To ensure the 2022 National Health Insurance Act achieves its goal of universal health coverage (UHC) in Nigeria, several deliberate interventions must be taken, as enlisted below.
Increasing Awareness and Education: A fundamental challenge such as the example of the LSHIS is low awareness among residents. Over 60% of respondents were unaware of the scheme’s existence, indicating a pressing need for aggressive statewide campaigns. Multichannel promotion initiatives, including radio, social media, and community outreaches, should be deployed to educate the public about the scheme’s benefits and encourage enrolment. A lot of innovations can come from co-creating programs with CBOs and CSOs who already at adept at community-led engagement when deploying their development interventions
Enhancing Affordability: Affordability is a significant barrier to enrolment, particularly with the economic crunch. There is need to develop innovative ways that will increase uptake of insurance products such as exploring innovative subsidy schemes that reflect economic realities, using embedded financing to ensure poor communities have access to health, flexible payment structures to mention a few.

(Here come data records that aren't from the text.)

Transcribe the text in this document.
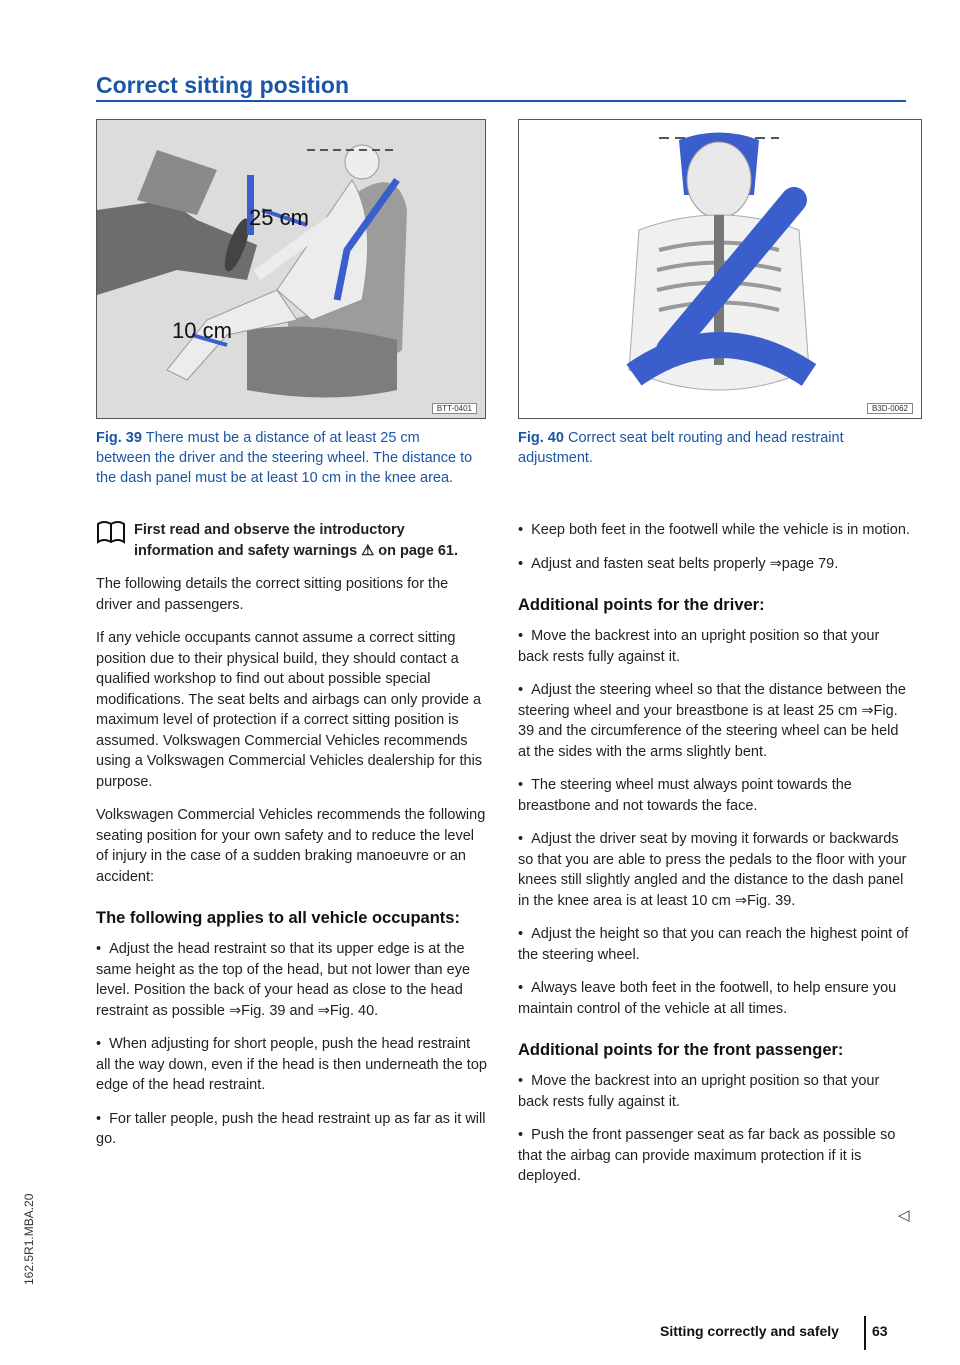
Correct sitting position
25 cm
10 cm
BTT-0401	B3D-0062

Fig. 39 There must be a distance of at least 25 cm between the driver and the steering wheel. The distance to the dash panel must be at least 10 cm in the knee area.

Fig. 40 Correct seat belt routing and head restraint adjustment.

First read and observe the introductory information and safety warnings ⚠ on page 61.

The following details the correct sitting positions for the driver and passengers.

If any vehicle occupants cannot assume a correct sitting position due to their physical build, they should contact a qualified workshop to find out about possible special modifications. The seat belts and airbags can only provide a maximum level of protection if a correct sitting position is assumed. Volkswagen Commercial Vehicles recommends using a Volkswagen Commercial Vehicles dealership for this purpose.

Volkswagen Commercial Vehicles recommends the following seating position for your own safety and to reduce the level of injury in the case of a sudden braking manoeuvre or an accident:

The following applies to all vehicle occupants:
• Adjust the head restraint so that its upper edge is at the same height as the top of the head, but not lower than eye level. Position the back of your head as close to the head restraint as possible ⇒Fig. 39 and ⇒Fig. 40.
• When adjusting for short people, push the head restraint all the way down, even if the head is then underneath the top edge of the head restraint.
• For taller people, push the head restraint up as far as it will go.
• Keep both feet in the footwell while the vehicle is in motion.
• Adjust and fasten seat belts properly ⇒page 79.
Additional points for the driver:
• Move the backrest into an upright position so that your back rests fully against it.
• Adjust the steering wheel so that the distance between the steering wheel and your breastbone is at least 25 cm ⇒Fig. 39 and the circumference of the steering wheel can be held at the sides with the arms slightly bent.
• The steering wheel must always point towards the breastbone and not towards the face.
• Adjust the driver seat by moving it forwards or backwards so that you are able to press the pedals to the floor with your knees still slightly angled and the distance to the dash panel in the knee area is at least 10 cm ⇒Fig. 39.
• Adjust the height so that you can reach the highest point of the steering wheel.
• Always leave both feet in the footwell, to help ensure you maintain control of the vehicle at all times.
Additional points for the front passenger:
• Move the backrest into an upright position so that your back rests fully against it.
• Push the front passenger seat as far back as possible so that the airbag can provide maximum protection if it is deployed.
◁
162.5R1.MBA.20
Sitting correctly and safely 63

Improving Healthcare Infrastructure and Service Delivery: Inadequate healthcare infrastructure and gaps in service delivery undermine the value proposition of picking up a health insurance plan. There is expectation that anything government, is likely to be substandard. Efforts should be made to expand the provider network, increase healthcare facilities’ accreditation, and enhance availability of medicines. Collaborating with private healthcare facilities and pharmaceutical companies can help bolster service offerings and improve access to quality care.
Streamlining Administrative Processes: The benefits of how streamlining the administrative processes helped improved the outlook of the insurance industry can be cultivated. Bureaucratic delays hinder smooth benefits access and discourage enrolment. No one is really interested in filling out hundreds of forms, we just want to get well. Embracing innovations around claims processing and customers’ complaint resolution with artificial intelligence could bring the needed ‘fresh air’ towards improving speed and convenience around service delivery.
Customers want to see that certain things change. We could also do more to improve on customers services aspects and the use of artificial intelligence with built-in advanced analytics capabilities to increase product satisfaction and improve service delivery for healthcare facilities. To this end, there is need for more workforce development program in the health sector.
Before we bother about level of coverage of health insurance for over 220 million Nigerians, how about we think about some foundational issues: How many States actually have a sustainable, strategic plan around a government-owned health insurance scheme? How many facilities are functional and are there plans to rehabilitate these facilities in line with the attainment of the universal health coverage (UHC)? How are we ensuring that the best minds are in the position to lead this movement towards UHC?
As I often hear it being said, contrarily to what people may think about the public sector, indeed the public sector needs even smarter people in administration compared to the private owing to the level of problems they are confronted by.